Ajay Banerjee
Tribune News Service
Mumbai, May 14
Keeping a watchful eye on India’s sensitive west coast now entails a mix of hi-technology, latest gadgetry and coast based radars, besides lakhs of fishermen who now form the ‘human eyes’ at sea for the Indian Navy.
The technology mix includes space-based automatic identification system for ships, coast-based radars and ship identification system, long-range trackers for ships and air traffic, besides unmanned aerial vehicles (UAVs). All the information is collated and analysed in real time at Information Management and Analysis Centre (IMAC) in Gurgaon for immediate action at the Joint operations centres of the Navy and the Coast Guard.
Vice Admiral SPS Cheema, Commander-in-Chief of the Mumbai-based Western Naval Command, in an exclusive talk to The Tribune explained: “We now have a multi-layered surveillance system and multi-layered response mechanism. We get info on fishing, about merchant vessels and air traffic. Each and every ‘contact’ at sea is monitored”.

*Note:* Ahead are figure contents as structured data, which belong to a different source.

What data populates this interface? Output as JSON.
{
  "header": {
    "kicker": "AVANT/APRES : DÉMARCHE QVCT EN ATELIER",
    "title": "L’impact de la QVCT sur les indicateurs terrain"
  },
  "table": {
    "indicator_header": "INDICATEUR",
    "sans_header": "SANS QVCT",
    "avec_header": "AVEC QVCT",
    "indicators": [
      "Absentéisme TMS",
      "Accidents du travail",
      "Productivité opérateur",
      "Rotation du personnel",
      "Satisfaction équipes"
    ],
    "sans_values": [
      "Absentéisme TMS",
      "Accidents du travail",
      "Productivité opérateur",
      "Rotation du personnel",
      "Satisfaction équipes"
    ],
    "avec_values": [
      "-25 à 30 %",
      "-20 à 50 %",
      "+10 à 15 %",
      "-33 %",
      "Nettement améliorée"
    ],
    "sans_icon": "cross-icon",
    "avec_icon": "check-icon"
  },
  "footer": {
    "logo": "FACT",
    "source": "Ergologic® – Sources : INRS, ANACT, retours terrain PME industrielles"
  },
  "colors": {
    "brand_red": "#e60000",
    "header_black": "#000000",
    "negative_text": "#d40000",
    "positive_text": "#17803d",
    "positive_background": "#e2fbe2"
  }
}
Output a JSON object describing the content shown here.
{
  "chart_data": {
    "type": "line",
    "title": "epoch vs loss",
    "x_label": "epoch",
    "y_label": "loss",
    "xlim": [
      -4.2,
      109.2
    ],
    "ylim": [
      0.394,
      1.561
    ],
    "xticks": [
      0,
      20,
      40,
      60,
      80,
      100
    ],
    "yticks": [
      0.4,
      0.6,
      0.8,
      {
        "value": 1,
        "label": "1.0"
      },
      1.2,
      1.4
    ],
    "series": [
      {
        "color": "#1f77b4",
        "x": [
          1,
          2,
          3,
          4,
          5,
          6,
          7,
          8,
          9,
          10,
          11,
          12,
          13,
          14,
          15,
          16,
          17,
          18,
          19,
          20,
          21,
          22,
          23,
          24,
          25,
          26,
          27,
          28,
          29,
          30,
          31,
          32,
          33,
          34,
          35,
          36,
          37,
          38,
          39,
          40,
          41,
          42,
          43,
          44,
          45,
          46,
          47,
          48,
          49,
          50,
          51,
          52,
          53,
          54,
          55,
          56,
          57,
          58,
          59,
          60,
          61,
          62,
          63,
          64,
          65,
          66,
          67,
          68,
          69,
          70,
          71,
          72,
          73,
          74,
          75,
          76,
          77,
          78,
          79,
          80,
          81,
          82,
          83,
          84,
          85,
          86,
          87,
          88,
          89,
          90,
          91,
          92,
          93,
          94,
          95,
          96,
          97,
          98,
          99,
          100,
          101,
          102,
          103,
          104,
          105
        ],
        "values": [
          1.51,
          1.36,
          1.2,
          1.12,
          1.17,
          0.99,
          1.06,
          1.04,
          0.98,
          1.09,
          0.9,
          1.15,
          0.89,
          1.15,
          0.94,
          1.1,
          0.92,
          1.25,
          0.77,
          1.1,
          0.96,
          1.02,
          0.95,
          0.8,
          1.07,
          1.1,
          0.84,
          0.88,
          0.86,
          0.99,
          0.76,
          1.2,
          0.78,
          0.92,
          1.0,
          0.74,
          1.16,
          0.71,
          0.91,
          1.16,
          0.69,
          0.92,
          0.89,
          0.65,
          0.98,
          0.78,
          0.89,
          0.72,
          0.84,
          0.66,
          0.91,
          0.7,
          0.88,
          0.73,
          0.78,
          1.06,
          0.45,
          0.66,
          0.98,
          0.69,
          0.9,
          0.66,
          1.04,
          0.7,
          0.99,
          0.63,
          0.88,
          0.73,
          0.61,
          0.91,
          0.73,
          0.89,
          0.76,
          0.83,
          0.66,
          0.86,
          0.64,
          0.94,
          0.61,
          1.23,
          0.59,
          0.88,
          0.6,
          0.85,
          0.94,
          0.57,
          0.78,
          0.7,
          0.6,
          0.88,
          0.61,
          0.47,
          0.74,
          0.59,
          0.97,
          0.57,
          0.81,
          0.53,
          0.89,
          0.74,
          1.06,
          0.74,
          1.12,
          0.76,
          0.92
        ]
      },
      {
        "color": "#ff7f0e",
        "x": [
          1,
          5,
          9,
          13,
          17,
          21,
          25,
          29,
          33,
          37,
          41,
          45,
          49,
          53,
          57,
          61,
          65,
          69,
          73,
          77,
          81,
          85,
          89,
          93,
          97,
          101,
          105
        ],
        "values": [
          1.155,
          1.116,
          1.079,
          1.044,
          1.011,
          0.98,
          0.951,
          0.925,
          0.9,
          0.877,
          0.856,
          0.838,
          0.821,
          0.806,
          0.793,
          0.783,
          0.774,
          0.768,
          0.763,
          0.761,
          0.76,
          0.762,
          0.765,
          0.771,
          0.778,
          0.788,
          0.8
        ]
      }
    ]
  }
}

The response system includes UAVs, smaller and big ships, besides aircraft and helicopters.
It is more than six years since the November 2008 Mumbai terror attacks took place when 10 gun-toting assailants rode a hijacked Indian fishing vessel to launch simultaneous attacks at five places in Mumbai.
In the wake of the attacks, Indian fishermen have been trained in hi-end technology in a unique way.
Admiral Cheema said: “The fishermen are our eyes and ears and in a way a part of the security set up. At sea they are the best people to spot any outsiders in the waters”.
Boats are being color coded which means boats from a particular region will have different colors and can be spotted from a distance, said the senior Navy officer who hails from a village near Ludhiana and studied at Sainik School, Karnal.
The Navy regularly interacts with these lakhs of ‘informers’. “At every fish landing station all across the coast, we have interaction and there are hundreds of such spots. We train and educate them on the need to inform us. It is now a well-organized system”, the Western Navy Commander said.
Work on the installation of the second phase of the coast-based radars is on. The first phase had 46 of these which left a few blind spots. “It will cover all the blind spots and also cover the island territories”, Admiral Cheema said.
After 26/11, information gathering has seen massive increase, he added. India’s initiative on the west coast to provide a multi-tiered security also means that the international merchant vessels now operate at some 40-50 km away from the Indian coast while normally then would be 150 km away.
Asked if the international shipping would move westwards since there has been no piracy till about some 400 nautical miles off the Indian west coast, Admiral Cheema replied, “I don’t think that is happening in the foreseeable future. The security, which the Indian navy provides, is active. They (merchant ship companies) are happy. This has reduced the security bill of the shipping companies. One of the busiest sea lane of communication (SLOC) passes just west of India. Ships carrying millions of dollars of oil and cargo ply on the route.
“So many huge vessels near the coast do not affect Naval operations. We have own operational procedures”, Admiral Cheema asserted.